Except, neither is she.

I pass the main hallway and head for the small medical room we keep behind the south wing. I patch the wound myself, sterilize the blade before sewing it shut. Four stitches. Clean, efficient. I don’t wince. Pain is nothing new. It’s the betrayal that digs deeper.

Once the bleeding stops, I change shirts and pour a drink I don’t taste. The liquor burns on the way down, but it doesn’t help. My head’s too loud. My chest too tight.

I stare out the window, toward the city glittering like nothing’s wrong. Somewhere out there, she’s hiding. Lying low. Trying to breathe through the fire she started.

Chapter Twenty-Five - Kiera

The car ride back to the Ortega estate is a blur of streetlights and pounding blood. My whole body aches—deep bruises blooming beneath my skin, raw cuts along my arms and ribs—but it isn’t the pain I can’t stop thinking about. It’s the failure. That hollow, jagged kind of shame that chews at your chest and leaves nothing soft behind.

I’d had my shot. My moment, and I didn’t take it.

Maxim’s face haunts me even now—bloody, furious, that glint in his eye that said he saw through everything. Not just the betrayal, but me. Every twisted emotion I’ve tried to smother beneath rage and revenge.

Worse—he let me go.

He could’ve killed me. Should’ve, probably, but he didn’t. He let me run.

Somehow, that makes this hurt more.

When I stumble through the estate doors, my legs barely hold. The night air clings to my skin like sweat, and the moment the lock clicks behind me, I sag against the wall, exhaling slow. The adrenaline’s gone. All that’s left now is trembling.
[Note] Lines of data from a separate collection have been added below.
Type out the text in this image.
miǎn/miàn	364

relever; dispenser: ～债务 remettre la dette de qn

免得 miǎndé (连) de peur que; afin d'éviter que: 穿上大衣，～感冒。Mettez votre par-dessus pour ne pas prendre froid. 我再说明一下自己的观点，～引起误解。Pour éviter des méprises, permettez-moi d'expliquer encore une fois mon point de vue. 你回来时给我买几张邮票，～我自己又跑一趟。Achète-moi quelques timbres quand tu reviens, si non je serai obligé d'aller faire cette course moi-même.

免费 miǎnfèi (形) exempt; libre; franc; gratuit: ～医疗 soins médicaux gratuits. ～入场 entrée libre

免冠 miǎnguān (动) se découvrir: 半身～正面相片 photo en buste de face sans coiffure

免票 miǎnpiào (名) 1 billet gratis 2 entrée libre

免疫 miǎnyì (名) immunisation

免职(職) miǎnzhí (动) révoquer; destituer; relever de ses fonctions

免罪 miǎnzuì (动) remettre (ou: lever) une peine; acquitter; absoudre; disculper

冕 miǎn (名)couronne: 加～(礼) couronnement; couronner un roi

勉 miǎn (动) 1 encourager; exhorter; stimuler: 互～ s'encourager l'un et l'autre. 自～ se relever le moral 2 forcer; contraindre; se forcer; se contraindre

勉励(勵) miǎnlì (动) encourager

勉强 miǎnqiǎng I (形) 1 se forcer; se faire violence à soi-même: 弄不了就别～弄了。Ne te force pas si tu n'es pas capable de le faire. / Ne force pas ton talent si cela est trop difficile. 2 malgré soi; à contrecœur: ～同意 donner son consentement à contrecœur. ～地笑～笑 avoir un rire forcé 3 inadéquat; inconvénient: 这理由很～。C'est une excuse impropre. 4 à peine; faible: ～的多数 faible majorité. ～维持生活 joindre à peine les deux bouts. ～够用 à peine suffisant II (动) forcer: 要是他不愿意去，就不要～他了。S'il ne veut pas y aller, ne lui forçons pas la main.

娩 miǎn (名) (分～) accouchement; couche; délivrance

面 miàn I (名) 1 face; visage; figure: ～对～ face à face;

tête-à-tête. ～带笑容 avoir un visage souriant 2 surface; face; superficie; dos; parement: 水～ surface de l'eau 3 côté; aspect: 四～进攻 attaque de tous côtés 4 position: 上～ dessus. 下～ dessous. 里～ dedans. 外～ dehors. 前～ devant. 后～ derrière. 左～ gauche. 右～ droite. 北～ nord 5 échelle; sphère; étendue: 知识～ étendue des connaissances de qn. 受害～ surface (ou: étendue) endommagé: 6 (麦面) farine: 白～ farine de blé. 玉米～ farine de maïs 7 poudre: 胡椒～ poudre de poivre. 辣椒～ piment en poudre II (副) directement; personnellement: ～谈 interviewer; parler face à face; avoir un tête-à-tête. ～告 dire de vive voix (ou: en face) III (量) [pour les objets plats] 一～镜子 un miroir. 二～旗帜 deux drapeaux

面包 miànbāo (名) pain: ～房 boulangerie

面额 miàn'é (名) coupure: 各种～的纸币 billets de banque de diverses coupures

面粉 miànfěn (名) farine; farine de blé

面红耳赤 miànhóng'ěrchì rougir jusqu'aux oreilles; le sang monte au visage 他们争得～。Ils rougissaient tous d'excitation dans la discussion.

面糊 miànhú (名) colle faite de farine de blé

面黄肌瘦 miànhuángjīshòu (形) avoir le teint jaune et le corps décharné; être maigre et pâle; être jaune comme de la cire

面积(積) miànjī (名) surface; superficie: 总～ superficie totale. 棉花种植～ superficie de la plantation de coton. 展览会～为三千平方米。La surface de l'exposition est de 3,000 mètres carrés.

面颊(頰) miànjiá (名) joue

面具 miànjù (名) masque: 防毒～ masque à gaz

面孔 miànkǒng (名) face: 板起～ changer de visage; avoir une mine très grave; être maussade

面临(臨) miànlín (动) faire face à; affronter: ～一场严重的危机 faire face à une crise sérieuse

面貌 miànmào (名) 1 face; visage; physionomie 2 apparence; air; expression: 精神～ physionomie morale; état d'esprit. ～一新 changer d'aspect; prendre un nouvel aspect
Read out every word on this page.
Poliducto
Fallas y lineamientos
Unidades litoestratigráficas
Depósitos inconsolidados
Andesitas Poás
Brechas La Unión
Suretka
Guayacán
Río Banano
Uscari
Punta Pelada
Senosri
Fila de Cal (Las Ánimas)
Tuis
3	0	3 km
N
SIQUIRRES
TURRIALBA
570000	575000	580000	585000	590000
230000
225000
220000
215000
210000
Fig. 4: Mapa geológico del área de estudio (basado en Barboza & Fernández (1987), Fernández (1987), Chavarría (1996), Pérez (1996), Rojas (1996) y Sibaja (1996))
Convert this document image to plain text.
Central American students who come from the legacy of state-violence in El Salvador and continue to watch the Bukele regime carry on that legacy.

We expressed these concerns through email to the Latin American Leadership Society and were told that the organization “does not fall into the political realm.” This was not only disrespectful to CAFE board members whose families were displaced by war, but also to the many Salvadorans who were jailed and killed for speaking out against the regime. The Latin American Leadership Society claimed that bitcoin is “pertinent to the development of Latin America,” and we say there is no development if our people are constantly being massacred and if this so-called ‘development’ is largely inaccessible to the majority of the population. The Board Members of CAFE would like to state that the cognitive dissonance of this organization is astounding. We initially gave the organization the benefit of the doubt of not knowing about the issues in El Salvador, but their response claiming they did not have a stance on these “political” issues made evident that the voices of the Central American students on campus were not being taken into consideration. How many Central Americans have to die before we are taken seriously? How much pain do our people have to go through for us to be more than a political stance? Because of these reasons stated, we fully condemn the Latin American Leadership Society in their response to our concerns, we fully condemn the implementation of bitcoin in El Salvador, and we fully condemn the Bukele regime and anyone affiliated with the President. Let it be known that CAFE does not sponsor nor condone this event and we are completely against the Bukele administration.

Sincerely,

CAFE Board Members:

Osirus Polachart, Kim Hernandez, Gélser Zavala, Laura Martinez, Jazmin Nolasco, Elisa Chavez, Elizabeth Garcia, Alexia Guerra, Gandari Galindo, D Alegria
Tiago’s waiting for me in the hallway, already pacing, a storm building beneath his skin. When he sees me, he stops cold. His eyes sweep over the blood on my shirt, the bruises on my jaw, the split in my lip. The anger hits fast—sharp and immediate.

“What happened?” His voice cuts like a blade. No concern, no softness. Just fury held on a leash.

I lift my head slowly, jaw aching as I force the words out. “He knows.”

Tiago steps closer, close enough that I feel the heat rolling off him. “What do you mean, he knows?”

“I mean he caught me. In the study.” I breathe in through my nose, slow and steady, trying to keep the tremor out of my voice. “He found the burner. The files. I tried to fight—”

“You fought him?” His eyes go wide. “Are you insane?”

“I didn’t have a choice,” I snap. “He was going to kill me!”

He turns away with a curse and slams his fist into the wall hard enough that plaster cracks. The sound makes me flinch despite myself.

“Goddamn it, Kiera!” he roars. “Do you have any idea what you’ve done?”

I stare at him, throat tightening. “I did what you asked. What we planned. It just didn’t go the way we thought.”

“You were supposed to dismantle him,” he hisses, voice low and venomous now. “Slow. Quiet. That was the deal. That was the entire fucking point.”

“I tried.” My voice breaks. I hate that it does. “I got close, too close, but Maxim isn’t like the others. He doesn’t break the way you think he will.”

“Everyone breaks.” Tiago’s eyes are wild. “Everyone has a weak point.”

“Maybe,” I whisper. “But he saw mine first.”

Tiago goes quiet for a beat, then shakes his head like he can’t stand the sight of me. “So now it’s war.”

The words fall heavy in the room, final and cruel. He paces again, dragging both hands through his hair.

“There’s no walking this back,” he mutters. “He’ll retaliate. We won’t get another window.”